Recursive dependencies, recursive uninstall, variants

Ryan Schmidt ryandesign at macports.org
Fri Apr 25 22:15:17 PDT 2008


On Apr 25, 2008, at 12:59 PM, Shreevatsa R wrote:

> Hi MacPorts developers,
>
> I was planning to write some non-trivial code before posting to this
> list, but I thought I would first check if I was doing anything
> stupid.
>
> I found that the "port deps" command only lists the explicit
> dependencies of a port, and not everything that the port actually
> depends on ("recursive dependencies"). This meant that often
> installing something trivial looking would start pulling in something
> enormous that I didn't want to install, and I would have to kill it,
> or wait hours. Contrast this to something like Debian's apt (used by
> Fink too), which when you try to install something, gives a message
> like:
>      # apt-get install nautilus
>      Reading Package Lists... Done
>      Building Dependency Tree... Done
>      The following extra packages will be installed:
>        bonobo libmedusa0 libnautilus0
>      The following NEW packages will be installed:
>        bonobo libmedusa0 libnautilus0 nautilus
>      0 packages upgraded, 4 newly installed, 0 to remove and 1  not  
> upgraded.
>      Need to get 8329kB of archives. After unpacking 17.2MB will be  
> used.
>      Do you want to continue? [Y/n]
>
> So deciding that at least knowing all dependencies of a port
> beforehand would help, I tried writing a command for recursive
> dependencies. The proc action_deps does a lot of stuff, and it's not
> easy getting just the list of dependencies with no extra output, so I
> wrote my own "bare" proc that does the actual dependencies, etc., and
> rdeps that recursively calls it:
>
> proc add_to_set {set_var item} {
>     upvar $set_var var
>     if {[lsearch -exact $var $item] == -1}  { lappend var $item }
> }
>
> proc actdeps {portname depstype} {
>     array unset portinfo
>     array set portinfo [lindex [mportsearch $portname no exact] 1]
>
>     #set deps [map {x {lindex [split $x :] end}} $portinfo($depstype)]
>     set deps []
>     if {[info exists portinfo($depstype)]} {
>         foreach i $portinfo($depstype) {
>             lappend deps [lindex [split $i :] end]
>         }
>     }
>     return $deps
> }
>
> proc rdeps {portname {depth 0}} {
>     global shownports
>     if [info exists shownports] {    } else { set shownports [] }
>     add_to_set shownports $portname
>
>     set depstypes {depends_build depends_lib depends_run}
>     set depstypes_descr {"build" "library" "runtime"}
>
>     foreach depstype $depstypes depsdecr $depstypes_descr {
>         foreach port [actdeps $portname $depstype] {
>             if {[lsearch $shownports $port] == -1} {
>                 puts "[string repeat \t $depth]$port"
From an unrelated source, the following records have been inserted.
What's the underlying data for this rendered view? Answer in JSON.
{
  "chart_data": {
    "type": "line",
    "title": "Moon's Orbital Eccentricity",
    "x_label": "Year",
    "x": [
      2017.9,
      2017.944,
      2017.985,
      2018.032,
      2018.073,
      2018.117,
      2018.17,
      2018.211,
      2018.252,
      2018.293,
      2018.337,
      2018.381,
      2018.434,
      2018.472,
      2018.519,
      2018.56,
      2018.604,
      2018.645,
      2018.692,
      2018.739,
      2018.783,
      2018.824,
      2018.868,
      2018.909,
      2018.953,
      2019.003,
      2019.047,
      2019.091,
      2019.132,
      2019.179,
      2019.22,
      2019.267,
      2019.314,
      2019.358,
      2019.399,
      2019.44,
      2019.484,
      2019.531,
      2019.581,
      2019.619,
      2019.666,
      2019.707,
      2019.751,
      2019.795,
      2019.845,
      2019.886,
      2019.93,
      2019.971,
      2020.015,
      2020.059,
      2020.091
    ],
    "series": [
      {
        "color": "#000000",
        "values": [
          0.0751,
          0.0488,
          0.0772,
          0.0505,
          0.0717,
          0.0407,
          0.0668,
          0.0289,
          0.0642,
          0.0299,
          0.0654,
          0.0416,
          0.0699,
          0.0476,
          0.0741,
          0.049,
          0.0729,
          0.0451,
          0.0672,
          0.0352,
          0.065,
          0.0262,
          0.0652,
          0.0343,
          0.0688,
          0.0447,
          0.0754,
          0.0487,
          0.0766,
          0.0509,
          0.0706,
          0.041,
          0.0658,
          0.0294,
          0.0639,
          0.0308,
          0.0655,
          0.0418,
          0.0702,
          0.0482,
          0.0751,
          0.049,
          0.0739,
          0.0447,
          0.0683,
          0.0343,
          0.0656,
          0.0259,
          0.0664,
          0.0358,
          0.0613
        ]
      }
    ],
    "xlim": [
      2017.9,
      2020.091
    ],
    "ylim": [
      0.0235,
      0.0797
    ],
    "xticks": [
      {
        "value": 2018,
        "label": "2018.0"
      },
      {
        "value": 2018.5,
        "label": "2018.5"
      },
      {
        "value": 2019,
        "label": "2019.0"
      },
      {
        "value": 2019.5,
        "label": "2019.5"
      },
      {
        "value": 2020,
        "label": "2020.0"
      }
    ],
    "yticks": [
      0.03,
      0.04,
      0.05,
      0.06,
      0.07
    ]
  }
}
>                 rdeps $port [expr {$depth + 1}]
>             }
>         }
>     }
> }
>
> proc action_rdeps {action portlist opts} {
>     foreachport $portlist {
>         rdeps $portname
>     }
> }
>
> And "rdeps       action_rdeps" in action_array. Yeah, it uses a global
> variable to avoid printing the same ports again, but it works:
>
> ~$ port rdeps subversion
> expat
> neon
>         gettext
>                 libiconv
>                         gperf
>                 ncurses
>                         ncursesw
>         openssl
>                 zlib
> apr
> apr-util
>         db44
>         sqlite3
>                 gawk
>                 gmake
>                 readline
>
> This is not great code, but it does what I want. (It is also the only
> Tcl I have ever written, so please tell me what I'm doing stupidly.)
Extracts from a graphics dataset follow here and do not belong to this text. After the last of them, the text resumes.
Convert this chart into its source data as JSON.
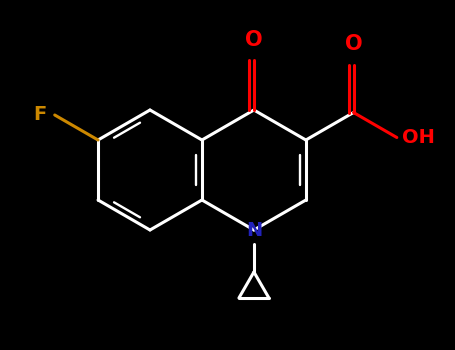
{
  "background_color": "#000000",
  "bond_color": "#ffffff",
  "atom_colors": {
    "F": "#cc8800",
    "O": "#ff0000",
    "N": "#2222bb",
    "C": "#ffffff",
    "H": "#ffffff"
  },
  "bond_width": 2.2,
  "figsize": [
    4.55,
    3.5
  ],
  "dpi": 100,
  "xlim": [
    0.0,
    4.55
  ],
  "ylim": [
    0.0,
    3.5
  ]
}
> I was planning to do the same for variants (because I install
> something and later discover I should have installed one of its
> dependencies with a different variant), and for uninstall (because it
> is a real pain to uninstall ports).
> More specifically, I was planning to
> (1) make a general (simple) function for getting a specific port's
> "tree of dependencies" (and/or tree of dependents) and then something
> to act on it. Uninstall would then be trivial.
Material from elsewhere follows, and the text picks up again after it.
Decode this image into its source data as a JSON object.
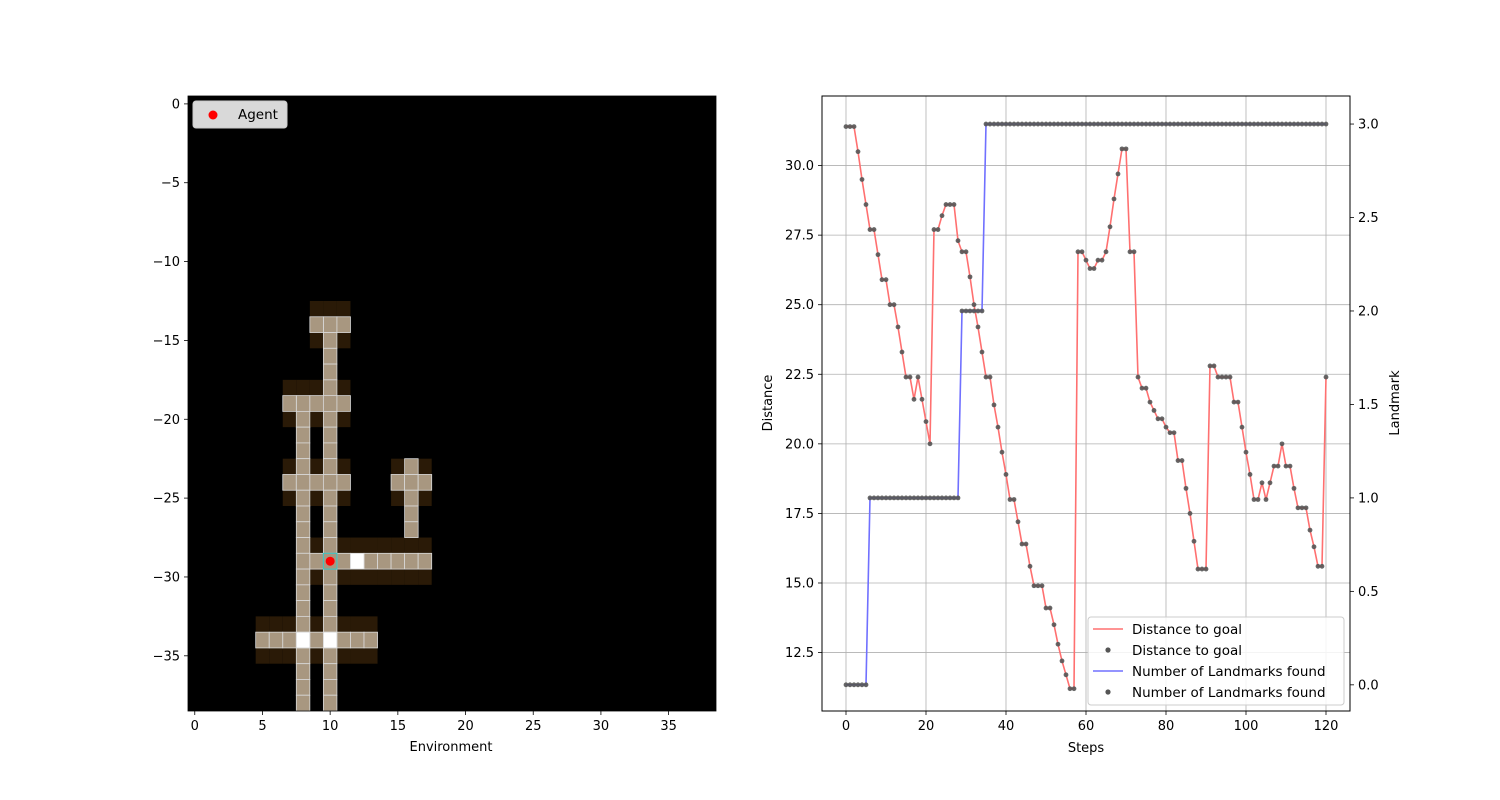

> (2) Also, putting something to return the list of dependencies of a
> port in the MacPorts API itself.
> (3) Also, looking at action_deps, it seems to share a lot in common
> with other functions (searching for ports, etc.), so that part can be
> cleaned up...
>
> Comments?

Being able to get a recursive list of dependencies would certainly be  
useful. I wrote a PHP web page [1] to display a graph of this  
information, because I also wanted to see it. Would be handy to have  
the main logic in the port command. Should make it faster.